Der letzte linke Kleingärtner, Teil 6: Sieben magere Jahre

Da schau einer an, die Bibel gibt Hinweise für das Hier und Jetzt. Man muss nicht an Gott glauben, um das biblische Gleichnis aus dem Alten Testament von den sieben fetten und sieben mageren Jahren zu begreifen. Da ist jeder Kleingärtner in seinem Element. Wenn es Brei regnet und der heimische Garten Bohnen oder anderes Gemüse und Früchte im Überfluss ausspuckt, muss man die Hand aufhalten. »Die Hand aufhalten« heißt schlichtweg Vorräte anlegen für die Zeiten mit mageren Ernten. Dies hat die international organisierte Landwirtschaft mit ihren nationalen und supranationalen Dependancen wie EU jahrelang vermasselt. Es brummte, aber man machte das System von Ackerfläche-Saatgut-Dünger-Vertrieb-Lagerung nicht ansatzweise »winterfest« für die mageren Jahre.

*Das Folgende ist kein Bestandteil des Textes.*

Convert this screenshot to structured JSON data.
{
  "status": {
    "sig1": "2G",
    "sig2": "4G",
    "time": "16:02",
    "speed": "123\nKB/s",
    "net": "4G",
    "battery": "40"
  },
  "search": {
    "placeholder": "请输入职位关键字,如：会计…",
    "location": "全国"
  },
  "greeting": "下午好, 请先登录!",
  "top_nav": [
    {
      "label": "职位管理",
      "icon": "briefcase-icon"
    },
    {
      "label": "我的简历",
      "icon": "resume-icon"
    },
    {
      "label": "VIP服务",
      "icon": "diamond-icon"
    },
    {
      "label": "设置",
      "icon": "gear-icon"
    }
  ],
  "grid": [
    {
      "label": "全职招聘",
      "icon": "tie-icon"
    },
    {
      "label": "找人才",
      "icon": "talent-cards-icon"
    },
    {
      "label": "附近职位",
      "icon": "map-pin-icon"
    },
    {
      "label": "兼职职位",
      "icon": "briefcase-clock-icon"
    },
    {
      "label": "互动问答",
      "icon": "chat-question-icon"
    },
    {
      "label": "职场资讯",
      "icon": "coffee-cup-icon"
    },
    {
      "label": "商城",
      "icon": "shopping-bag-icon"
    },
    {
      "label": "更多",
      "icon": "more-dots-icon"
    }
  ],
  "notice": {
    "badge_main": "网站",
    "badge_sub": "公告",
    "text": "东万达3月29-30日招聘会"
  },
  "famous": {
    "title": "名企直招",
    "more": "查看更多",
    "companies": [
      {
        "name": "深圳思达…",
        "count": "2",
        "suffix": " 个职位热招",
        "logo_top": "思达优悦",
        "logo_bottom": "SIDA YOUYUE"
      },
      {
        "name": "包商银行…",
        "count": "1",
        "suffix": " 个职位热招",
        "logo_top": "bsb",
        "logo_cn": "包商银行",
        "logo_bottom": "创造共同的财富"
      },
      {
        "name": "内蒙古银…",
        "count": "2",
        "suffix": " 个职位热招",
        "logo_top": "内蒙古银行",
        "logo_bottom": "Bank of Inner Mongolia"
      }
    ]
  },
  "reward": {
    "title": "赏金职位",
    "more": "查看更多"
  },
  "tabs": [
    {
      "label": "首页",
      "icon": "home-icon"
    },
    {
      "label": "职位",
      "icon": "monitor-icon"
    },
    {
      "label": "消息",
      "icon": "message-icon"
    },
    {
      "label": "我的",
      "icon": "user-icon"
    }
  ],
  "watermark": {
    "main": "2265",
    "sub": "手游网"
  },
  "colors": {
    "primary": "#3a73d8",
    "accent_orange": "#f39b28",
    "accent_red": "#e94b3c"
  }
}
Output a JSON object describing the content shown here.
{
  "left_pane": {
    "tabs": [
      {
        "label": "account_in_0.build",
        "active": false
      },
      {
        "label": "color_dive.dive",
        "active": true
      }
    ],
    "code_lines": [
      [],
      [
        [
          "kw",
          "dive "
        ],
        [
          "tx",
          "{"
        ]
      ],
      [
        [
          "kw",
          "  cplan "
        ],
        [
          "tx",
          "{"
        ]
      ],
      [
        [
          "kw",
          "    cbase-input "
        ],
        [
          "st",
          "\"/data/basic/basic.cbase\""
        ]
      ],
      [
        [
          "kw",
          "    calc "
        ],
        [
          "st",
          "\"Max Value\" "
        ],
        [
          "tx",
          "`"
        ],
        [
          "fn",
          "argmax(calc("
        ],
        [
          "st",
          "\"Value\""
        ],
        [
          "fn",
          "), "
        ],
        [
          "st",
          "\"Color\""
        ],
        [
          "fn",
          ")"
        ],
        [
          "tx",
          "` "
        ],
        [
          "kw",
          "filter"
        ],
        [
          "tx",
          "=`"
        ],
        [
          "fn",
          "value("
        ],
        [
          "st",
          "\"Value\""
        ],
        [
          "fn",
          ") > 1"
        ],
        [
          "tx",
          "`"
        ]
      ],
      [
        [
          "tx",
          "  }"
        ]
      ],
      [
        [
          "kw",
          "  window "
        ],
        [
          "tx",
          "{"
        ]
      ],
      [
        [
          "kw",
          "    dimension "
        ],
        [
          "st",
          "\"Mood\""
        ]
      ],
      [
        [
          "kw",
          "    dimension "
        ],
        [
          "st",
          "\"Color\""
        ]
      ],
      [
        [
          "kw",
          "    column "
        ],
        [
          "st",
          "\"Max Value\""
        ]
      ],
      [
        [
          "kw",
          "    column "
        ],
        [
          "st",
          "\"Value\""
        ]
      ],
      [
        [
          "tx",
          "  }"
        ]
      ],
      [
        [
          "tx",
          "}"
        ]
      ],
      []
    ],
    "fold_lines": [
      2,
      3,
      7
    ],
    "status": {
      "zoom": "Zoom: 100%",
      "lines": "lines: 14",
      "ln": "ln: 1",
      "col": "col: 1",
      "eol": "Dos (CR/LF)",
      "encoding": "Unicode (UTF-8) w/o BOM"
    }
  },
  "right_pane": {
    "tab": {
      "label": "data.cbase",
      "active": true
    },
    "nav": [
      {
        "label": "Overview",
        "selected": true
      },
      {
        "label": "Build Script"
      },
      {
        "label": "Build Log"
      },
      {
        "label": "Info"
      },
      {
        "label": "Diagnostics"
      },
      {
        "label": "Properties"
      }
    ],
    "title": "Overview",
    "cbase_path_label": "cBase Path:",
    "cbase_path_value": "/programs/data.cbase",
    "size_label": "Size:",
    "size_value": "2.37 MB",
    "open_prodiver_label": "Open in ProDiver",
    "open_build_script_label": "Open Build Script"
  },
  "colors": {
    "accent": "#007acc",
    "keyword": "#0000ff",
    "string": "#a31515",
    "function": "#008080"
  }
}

So kam es, wie es kommen musste. Der Putinsche Krieg gegen die Ukraine, die einer der weltweiten Hauptweizenlieferanten ist, führt bereits jetzt zu massiv steigenden Weizenpreisen, die auf zweierlei fußen: Zum einen können 25 Millionen Tonnen (!) Weizen aus den Silos in der Ukraine wegen zerstörter oder blockierter Häfen nicht geliefert werden und werden wohl verrotten, was ein unfassbarer Verlust wäre und zum anderen kann ein Teil der Saat für die nächste Ernte nicht ausgebracht werden. Also steigen die Preise mit katastrophalen Auswirkungen für arme Menschen. Das hat wenig mit den vermeintlich schuldigen Spekulanten zu tun, sondern ist normales zynisches Geschäft im Kapitalismus. Es ginge auch anders. Die Folgen des Ukraine-Krieges für die globale Lebensmittelversorgung wären deutlich geringer, wenn die Agrarpolitiker:innen weltweit ihre Hausaufgaben gemacht hätten und nicht alle Teile der Lebensmittelproduktion inklusive der Saatgutforschung privatisiert und durchkapitalisiert hätten. 

 

Der pharaonische Traum von den sieben fetten und mageren Jahren in der Weltchronik Fulda (Ende 14. Jhdt)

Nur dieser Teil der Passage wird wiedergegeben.